April 1857 Dekker kembali ke Eropa dalam kondisi keuangan yang buruk sekali dia memutuskan untuk tinggal di sebuah Losmen di Belgia. Di akhir musim gugur tahun 1859 itulah ia mulai menulis bukunya yang mengandung ‘protes’ Max Havelaar. Maksud utama karya itu ada dua, harus diakhirinya pemerasan terhadap orang Jawa dan untuk kehormatan Edward Douwes Dekker sendiri.

Max Havelaar diterbitkan pada tahun 1860 yang kemudian di akui sebagai karya sastra yang bernilai dan banyak diperbincangkan oleh para kritisi dunia kesusasteraan.

Biasanya kesusasteraan kolonial (ditulis dalam bahasa Belanda, Perancis, dan Inggris) kebanyakan hanya mengisahkan kehidupan bangsa Eropa dinegara-negara jajahannya. Gambaran tajam tentang hubungan antara penjajah dan negara yang dijajah. Ciri-ciri dominannya adalah adanya pemisahan antara ‘kami’ terhadap ‘mereka’ atau antara ‘majikan’ dan ‘kawula’.

Max Havelaar sendiri keluar dari kebiasaan itu. Isinya berupa gugatan tajam terhadap ketidakadilan dan penderitaan yang menimpa penduduk bumiputera di wilayah Hindia Belanda pada waktu itu.
Apa yang telah dilakukan Multatuli seperti yang telah diuraikan diatas, hendaknya menjadi pesan moral terutama bagi masyarakat Lebak atau Rangkasbitung saat ini. Multatuli yang warga asing saja begitu peduli terhadap masyarakat Lebak. Hendaknya masyarakat Lebak dan pemerintah Kabupaten Lebak juga ikut termotivasi untuk memiliki perasaan kemanusiaan yang berjuang melawan segala kepentingan diri kolektivitas, menghapus perbuatan dan semua kebiasaan yang melanggar norma.

Adanya wacana pembangunan Museum Multatuli atas kerjasama antara pemerintah kabupaten Lebak dan pemerintah Belanda pada saat kunjungan wakil Kedubes Belanda Paul Pieters ke Lebak (24/04). Sebaiknya memang bukan hanya sekedar wacana pembangunan fisik tapi juga dibarengi oleh pembangunan moral, menghidupkan kembali ‘ruh’ Multatuli seperti kepedulian terhadap masyarakat. Lagipula tidak ada peninggalan fisik Multatuli (selain rumah tua) yang bisa dipamerkan untuk obyek pendidikan masyarakat.

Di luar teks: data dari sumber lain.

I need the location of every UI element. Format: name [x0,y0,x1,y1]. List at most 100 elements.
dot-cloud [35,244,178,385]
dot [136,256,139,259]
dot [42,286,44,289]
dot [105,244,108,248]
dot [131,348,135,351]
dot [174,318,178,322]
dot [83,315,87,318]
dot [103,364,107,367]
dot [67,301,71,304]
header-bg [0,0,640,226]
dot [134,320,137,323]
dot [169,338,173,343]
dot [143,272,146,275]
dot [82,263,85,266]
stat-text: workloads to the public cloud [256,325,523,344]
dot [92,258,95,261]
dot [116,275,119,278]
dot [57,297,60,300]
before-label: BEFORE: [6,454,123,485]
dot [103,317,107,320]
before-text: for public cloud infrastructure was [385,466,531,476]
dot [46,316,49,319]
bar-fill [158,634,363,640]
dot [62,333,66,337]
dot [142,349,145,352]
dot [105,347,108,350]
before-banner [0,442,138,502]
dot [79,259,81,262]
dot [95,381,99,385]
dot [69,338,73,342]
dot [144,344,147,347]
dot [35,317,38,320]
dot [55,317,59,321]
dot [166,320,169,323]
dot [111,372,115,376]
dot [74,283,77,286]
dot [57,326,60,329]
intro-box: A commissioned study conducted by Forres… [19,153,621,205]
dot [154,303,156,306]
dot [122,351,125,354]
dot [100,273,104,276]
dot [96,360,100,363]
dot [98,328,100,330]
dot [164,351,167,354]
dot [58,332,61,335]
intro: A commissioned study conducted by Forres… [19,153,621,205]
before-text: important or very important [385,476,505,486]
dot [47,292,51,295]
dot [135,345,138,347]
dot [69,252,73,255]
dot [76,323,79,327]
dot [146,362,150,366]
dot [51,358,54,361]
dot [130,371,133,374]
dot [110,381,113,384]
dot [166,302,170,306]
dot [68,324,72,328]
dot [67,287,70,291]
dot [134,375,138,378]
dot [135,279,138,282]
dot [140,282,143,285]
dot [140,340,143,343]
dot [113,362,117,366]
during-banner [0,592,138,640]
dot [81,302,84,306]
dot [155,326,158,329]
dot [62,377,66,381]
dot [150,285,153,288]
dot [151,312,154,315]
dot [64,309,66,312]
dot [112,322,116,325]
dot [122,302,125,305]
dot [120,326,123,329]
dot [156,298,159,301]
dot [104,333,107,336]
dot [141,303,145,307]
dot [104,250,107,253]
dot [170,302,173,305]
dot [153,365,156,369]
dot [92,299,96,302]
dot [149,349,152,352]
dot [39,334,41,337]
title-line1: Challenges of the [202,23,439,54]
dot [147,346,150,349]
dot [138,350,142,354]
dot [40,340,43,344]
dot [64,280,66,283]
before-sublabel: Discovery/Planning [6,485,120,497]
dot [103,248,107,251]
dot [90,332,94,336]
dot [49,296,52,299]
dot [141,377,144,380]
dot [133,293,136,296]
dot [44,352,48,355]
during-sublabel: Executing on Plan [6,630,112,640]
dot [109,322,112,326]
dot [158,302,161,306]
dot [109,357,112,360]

Satu hal lagi sebagai kota yang tengah berbenah untuk menjadi kota pelajar dan kota pendidikan, Miris sekali rasanya di Lebak tidak memiliki perpustakaan daerah yang ‘berisi’. Oleh karena itu sebagai bagian dari masyarkat Lebak saya juga berharap museum itu nantinya berfungsi juga sebagai perpustakaan,  agar kelak terlahir Saijah dan Adinda ‘baru’.